Miranda looking into the sculpture shop.





I had this artist's permission to take his picture. His works were quite good and we looked at them for a while. I loved the atmosphere among all the artists - it was very laid back.




Here is a close-up of what a real artist's palate should look like.



Just a pretty spot right outside of above-mentioned artist's shop.




Theo and Miranda posing for me so that I could capture the scenery around them.




A painting that was purchased at Dafen, and then delivered.





More of Dafen.



Okay, the truth is, I have no idea what this building is, but it looked cool and traditional, and I got Theo to take a picture of me pretending to go in. I think she got a kick out of my performance.

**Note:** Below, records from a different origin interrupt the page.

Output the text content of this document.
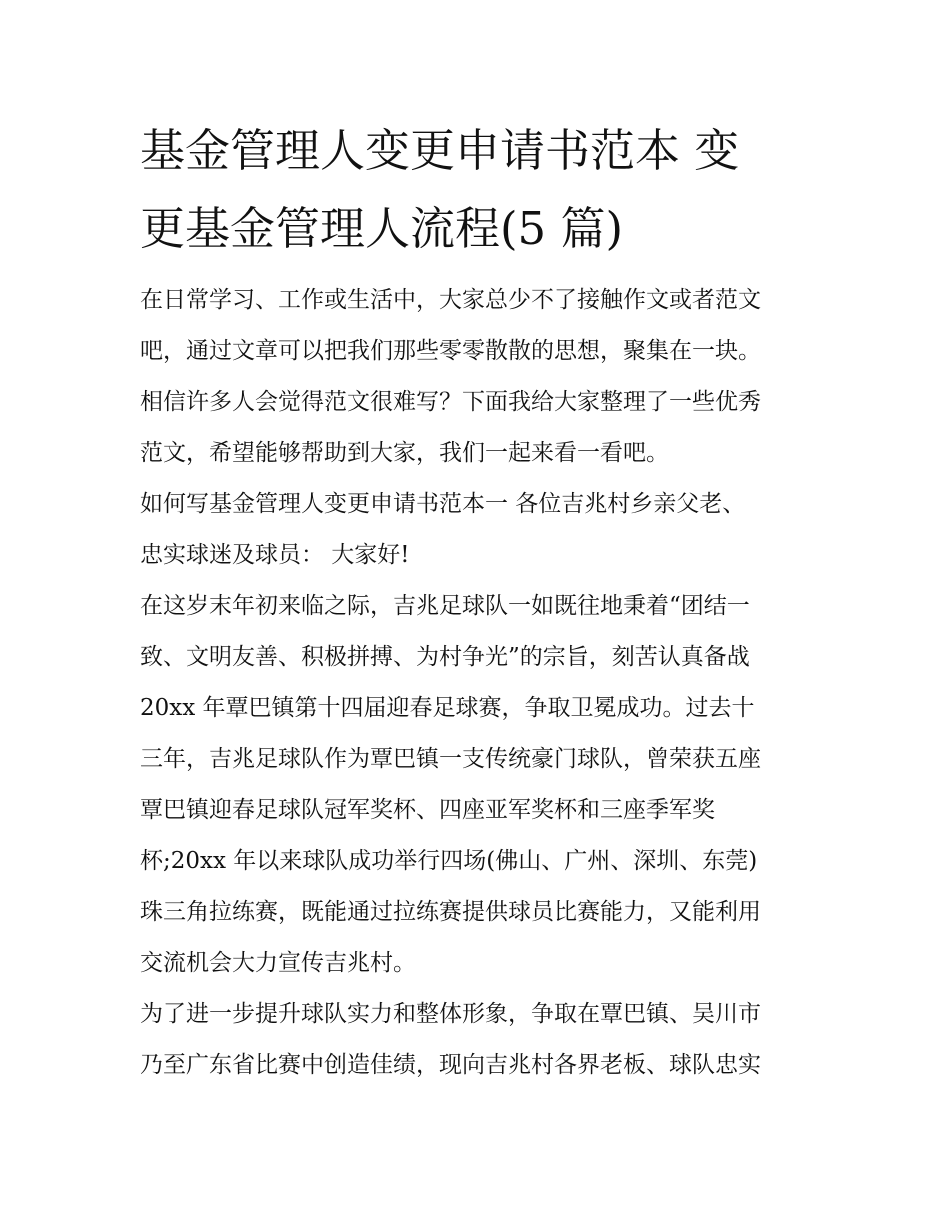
基金管理人变更申请书范本 变
更基金管理人流程(5 篇)
在日常学习、工作或生活中，大家总少不了接触作文或者范文
吧，通过文章可以把我们那些零零散散的思想，聚集在一块。
相信许多人会觉得范文很难写？下面我给大家整理了一些优秀
范文，希望能够帮助到大家，我们一起来看一看吧。
如何写基金管理人变更申请书范本一 各位吉兆村乡亲父老、
忠实球迷及球员： 大家好!
在这岁末年初来临之际，吉兆足球队一如既往地秉着“团结一
致、文明友善、积极拼搏、为村争光”的宗旨，刻苦认真备战
20xx 年覃巴镇第十四届迎春足球赛，争取卫冕成功。过去十
三年，吉兆足球队作为覃巴镇一支传统豪门球队，曾荣获五座
覃巴镇迎春足球队冠军奖杯、四座亚军奖杯和三座季军奖
杯;20xx 年以来球队成功举行四场(佛山、广州、深圳、东莞)
珠三角拉练赛，既能通过拉练赛提供球员比赛能力，又能利用
交流机会大力宣传吉兆村。
为了进一步提升球队实力和整体形象，争取在覃巴镇、吴川市
乃至广东省比赛中创造佳绩，现向吉兆村各界老板、球队忠实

Theo is one of the most fun people to go shopping with! She is an architect who loves art and a good bargain. In every shop, you could hear Theo saying "tai gui le" accompanied by a look of disapproval or disgust. Then the prices would lower like magic. In Chinese, "tai gui le" means "too expensive." This lady knows how to bargain and even though she says she can't speak Chinese except for a few phrases-- somehow, I think that is all she needs know.





Thank you Miranda for being such a great subject for my pictures. She had a bright green shirt which stood out and never complained when I asked if I could take her picture.




We found a little place for dim sum and they brought out these dishes all wrapped up in plastic. I unwrapped them, and then Theo told me that I needed to wash them. I thought she was kidding. She wasn't.







They brought a big empty glass bowl, and then poured some hot tea or water. We then used the hot liquid to rinse off our spoons, cups, bowls and plates and dumped the water into the big bowl. Whew! Now we could eat. I was told later that this practice started back in 2004 when there was the "SARS" scare, or what we know as "Bird Flu."






Thank goodness most places have pictures in their menus! We were able to point to the pictures and Miranda who has a pretty decent vocabulary in Chinese, came to the rescue.





Yum! Once again, success with Dim Sum. The green beans were the best!




I will definitely be returning to Dafen soon!